Oak Park has a critical interest in this planning because the avowed purpose of the Ike rebuild is to connect the four lanes in the western burbs to the four lanes running east from Austin Boulevard by eliminating the perceived block caused by the three-lane roadway from Oak Park to Bellwood. Simply put, IDOT wants to expand the Ike by two lanes across the breadth of Oak Park. Think what that potentially means to the Maze branch library, the park district’s conservatory, and Rehm Pool. If IDOT wants to standardize interchanges and ditch the center exits at Austin and Harlem, think what impact that will have on Oak Park, Forest Park and in Austin. Columbus Park was great, wasn’t it!

We are certain there are politics at play here. And we want to know exactly how the innovative Cook DuPage Corridor Study planning process being overseen for several years by the Regional Transportation Authority has been derailed for an alleged lack of funding.

This process, heavily influenced by Oak Park leaders, has completed two phases. Now, even with billions of federal stimulus dollars being geysered into transportation improvements, Phase 3 has been killed off for lack of a measly million bucks. Somewhere in all this the shivs are out and they’re slicing commonsense out of the process.
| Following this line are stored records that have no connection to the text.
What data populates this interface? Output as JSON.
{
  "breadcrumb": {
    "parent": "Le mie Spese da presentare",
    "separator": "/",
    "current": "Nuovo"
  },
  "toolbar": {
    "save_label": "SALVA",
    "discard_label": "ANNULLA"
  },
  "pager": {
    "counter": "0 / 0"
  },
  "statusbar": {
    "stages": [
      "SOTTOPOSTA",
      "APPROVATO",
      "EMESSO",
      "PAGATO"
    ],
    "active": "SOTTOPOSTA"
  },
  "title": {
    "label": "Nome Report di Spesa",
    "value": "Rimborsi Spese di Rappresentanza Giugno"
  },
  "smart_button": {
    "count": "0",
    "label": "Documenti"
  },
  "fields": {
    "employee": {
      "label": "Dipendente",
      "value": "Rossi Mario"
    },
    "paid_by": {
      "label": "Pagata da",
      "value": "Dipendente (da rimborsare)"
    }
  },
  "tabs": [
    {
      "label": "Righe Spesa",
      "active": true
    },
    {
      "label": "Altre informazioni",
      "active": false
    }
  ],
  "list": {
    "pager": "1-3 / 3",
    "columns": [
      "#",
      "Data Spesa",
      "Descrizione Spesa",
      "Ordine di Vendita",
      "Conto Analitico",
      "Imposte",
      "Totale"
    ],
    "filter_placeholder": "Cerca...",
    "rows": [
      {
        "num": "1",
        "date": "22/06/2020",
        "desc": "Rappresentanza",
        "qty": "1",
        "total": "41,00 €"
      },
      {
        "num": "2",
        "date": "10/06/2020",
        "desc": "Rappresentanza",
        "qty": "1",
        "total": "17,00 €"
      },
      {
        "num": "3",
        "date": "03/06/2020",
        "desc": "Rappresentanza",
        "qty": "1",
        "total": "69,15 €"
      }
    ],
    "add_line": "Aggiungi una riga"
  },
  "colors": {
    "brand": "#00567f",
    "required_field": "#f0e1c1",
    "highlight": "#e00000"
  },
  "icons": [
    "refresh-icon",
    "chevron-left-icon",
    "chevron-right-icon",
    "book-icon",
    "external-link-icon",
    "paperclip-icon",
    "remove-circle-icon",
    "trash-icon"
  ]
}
Don’t be confused by the current Eisenhower headlines. Starting next spring, the worn-down buckled-up roadway will be scraped and repaved. That’s a $45 million half-measure. The real news is IDOT’s announcement last week that it is taking the lead in planning the rebuilding of the highway starting, perhaps, in six years, and that it would disregard any previously done planning, i.e., public transit.

This is where the fight must be enjoined. Now. Fiercely.